Doveva essere una partita senza storia, ma il quinto giorno del Mondiale 2026 ha regalato uno dei risultati più inattesi della competizione. La Spagna non è riuscita ad andare oltre uno 0-0 contro Capo Verde, fallendo l’occasione di conquistare una vittoria che alla vigilia sembrava ampiamente alla portata.
Per gran parte dell’incontro la nazionale iberica ha faticato a trovare spazi e precisione negli ultimi metri. Solo nel finale, grazie ai cambi dalla panchina, sono arrivate le opportunità più nitide. A negare il gol agli spagnoli è stato però il portiere capoverdiano Vozinha, protagonista assoluto della serata con una serie di interventi decisivi.

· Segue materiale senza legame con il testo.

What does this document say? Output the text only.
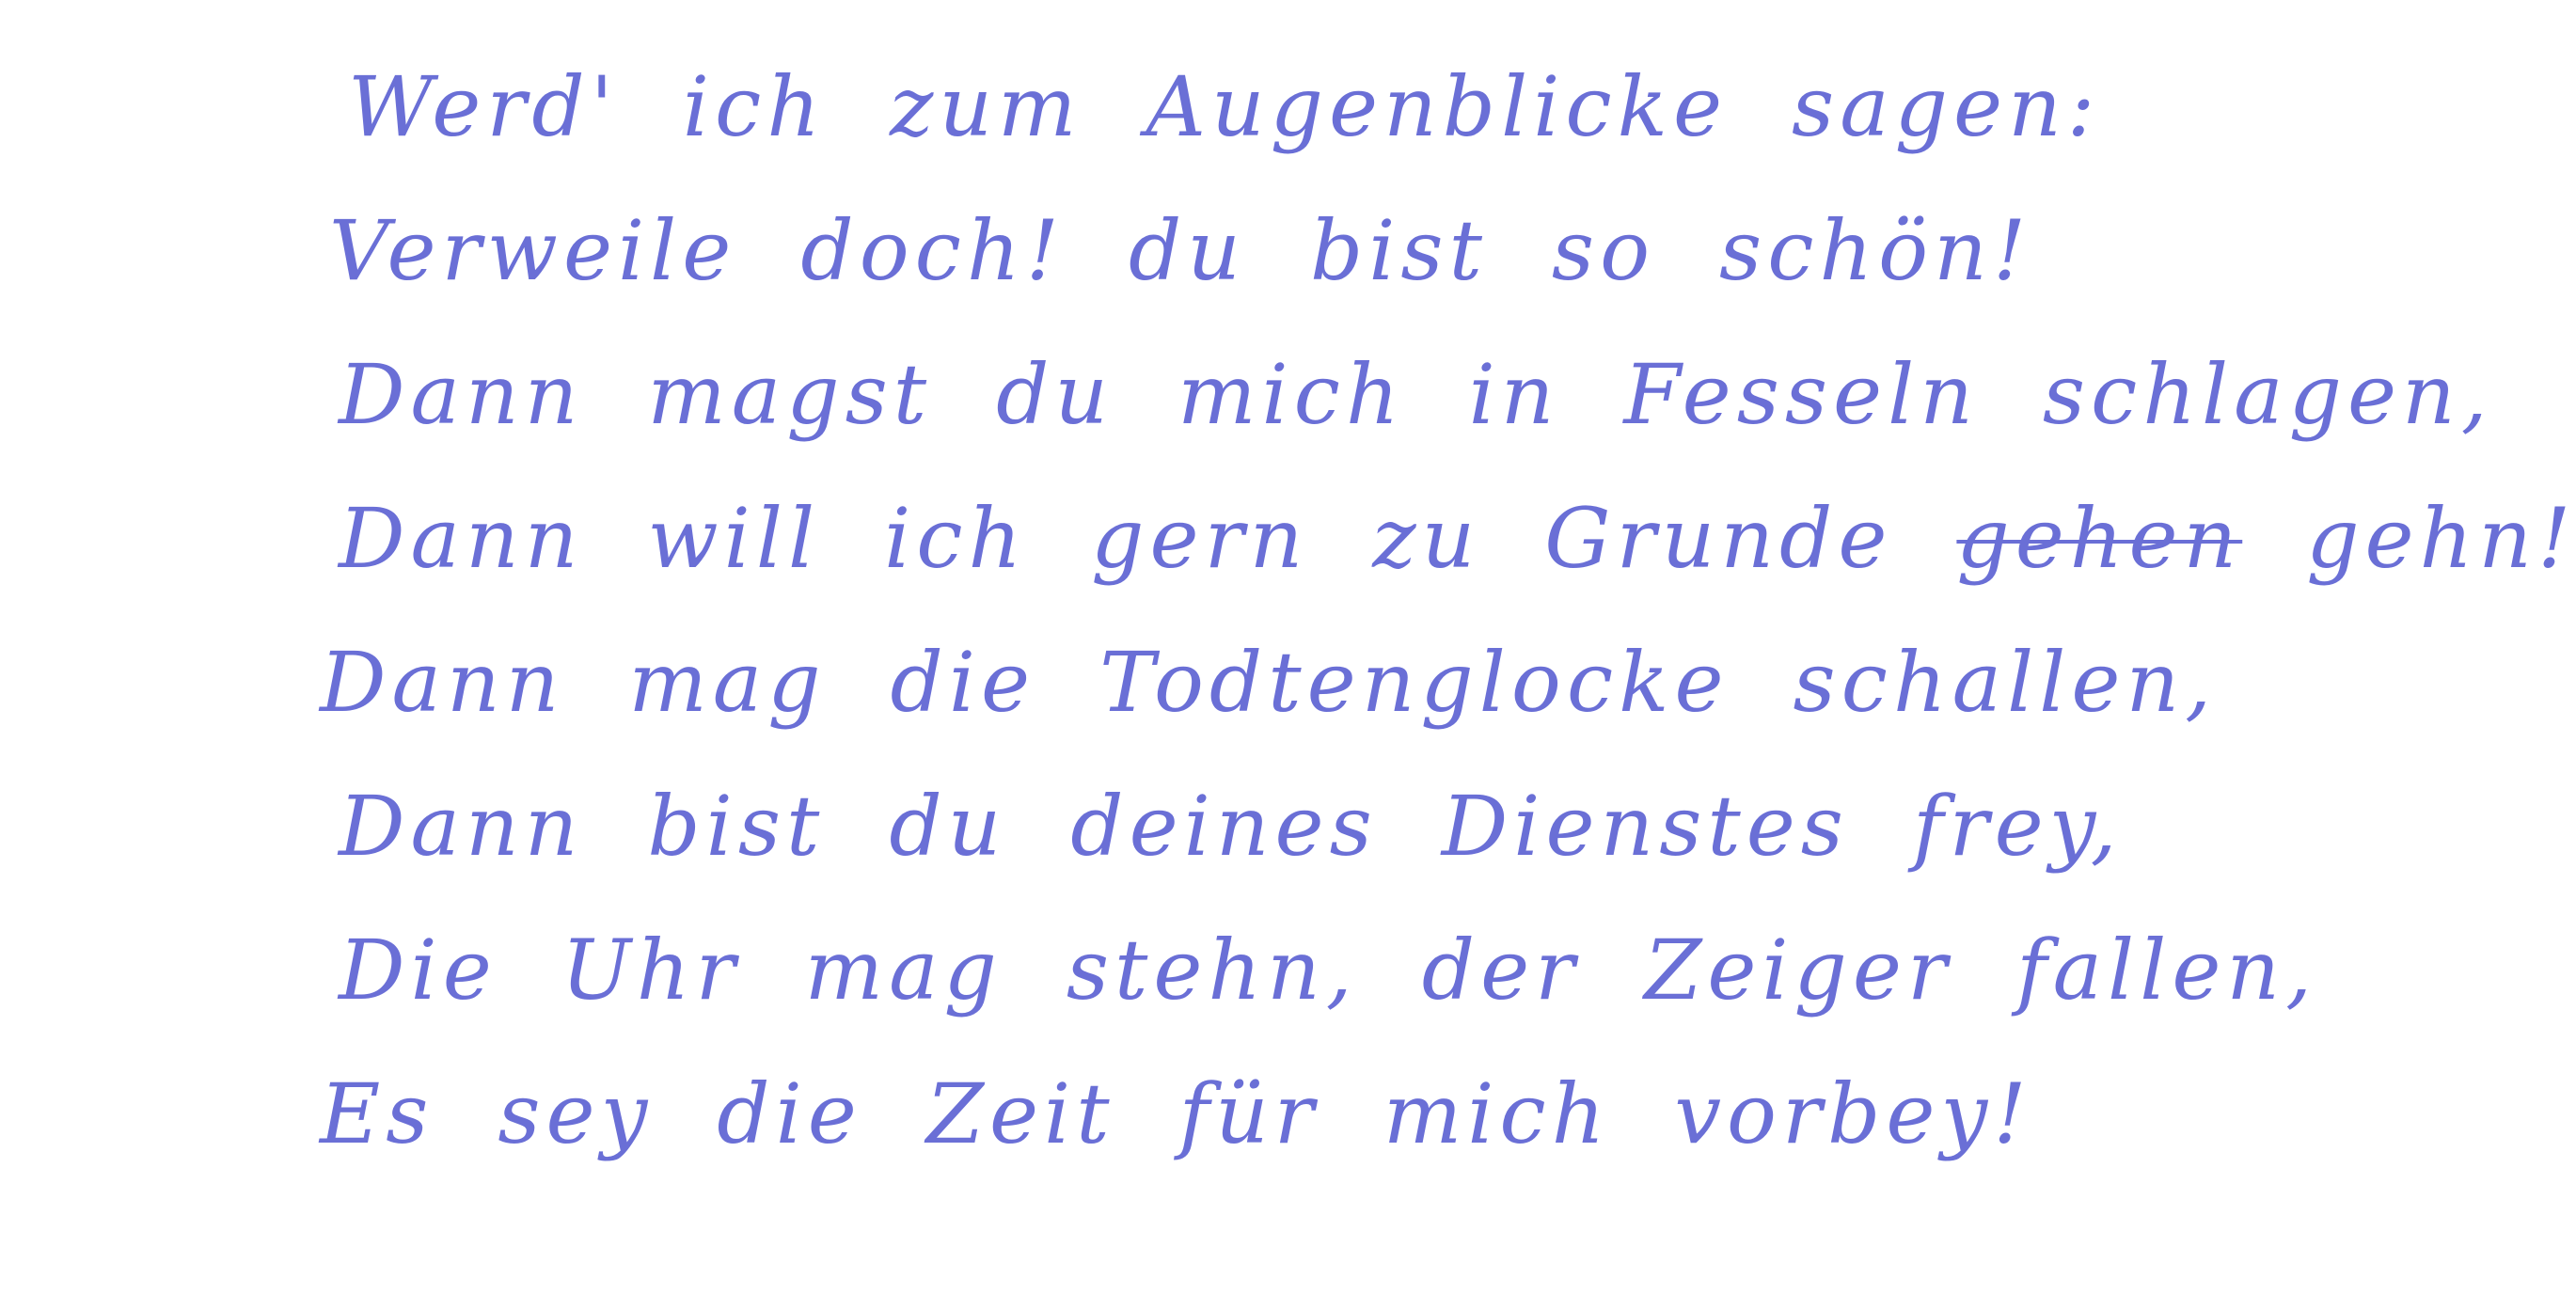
Werd' ich zum Augenblicke sagen:
Verweile doch! du bist so schön!
Dann magst du mich in Fesseln schlagen,
Dann will ich gern zu Grunde gehen gehn!
Dann mag die Todtenglocke schallen,
Dann bist du deines Dienstes frey,
Die Uhr mag stehn, der Zeiger fallen,
Es sey die Zeit für mich vorbey!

Il cammino della Roja si complica
Il pareggio modifica sensibilmente gli equilibri del Gruppo H. L’obiettivo della Spagna era chiudere le prime tre gare con almeno sette punti e presentarsi all’ultimo impegno della fase a gironi con la qualificazione già in tasca.
Adesso, invece, la sfida contro l’Uruguay potrebbe diventare decisiva per il passaggio del turno. Inoltre, un eventuale secondo posto nel girone rischierebbe di mettere la selezione spagnola di fronte all’Argentina, campione del mondo in carica, già negli ottavi di finale.
Uruguay fermato dall’Arabia Saudita
Anche l’Uruguay non è riuscito a rispettare i pronostici. La Celeste ha impattato 1-1 contro un’Arabia Saudita capace ancora una volta di sorprendere al debutto mondiale.
I sauditi hanno sbloccato il risultato al 40′ grazie al difensore centrale Abdulelah Al-Amri, mettendo in difficoltà una delle nazionali più attese del gruppo. Soltanto a dieci minuti dal termine Maxi Araújo è riuscito a ristabilire la parità , evitando una sconfitta che avrebbe avuto conseguenze pesanti.
Belgio salvato dall’ingresso di Lukaku
Stesso punteggio anche nella sfida tra Belgio ed Egitto. Il risultato finale di 1-1 racconta però soltanto in parte l’andamento della gara.
La formazione egiziana ha controllato il gioco per lunghi tratti grazie a organizzazione e intensità , mettendo in seria difficoltà i belgi. La svolta è arrivata al 65′, con l’ingresso in campo di Romelu Lukaku. L’attaccante, miglior marcatore nella storia della sua nazionale, dopo appena quattordici secondi dal suo ingresso ha provocato l’errore del portiere avversario che ha permesso al Belgio di trovare il gol del pareggio.
Spettacolo tra Iran e Nuova Zelanda
L’ultima partita della giornata ha regalato emozioni e reti. Iran e Nuova Zelanda hanno chiuso sul 2-2 al termine di una sfida vivace e combattuta, nella quale entrambe le squadre hanno mostrato grande determinazione.
Il pareggio lascia tutte le nazionali del Gruppo G appaiate in classifica, mantenendo aperti tutti gli scenari in vista delle prossime gare della fase a gironi.
Una giornata all’insegna dell’equilibrio
Il quinto giorno del Mondiale 2026 si è così concluso senza alcuna vittoria. Quattro pareggi in altrettante partite hanno ribaltato aspettative e pronostici, dimostrando ancora una volta come la competizione mondiale possa riservare sorprese inattese e lasciare tutto in discussione fino all’ultimo minuto.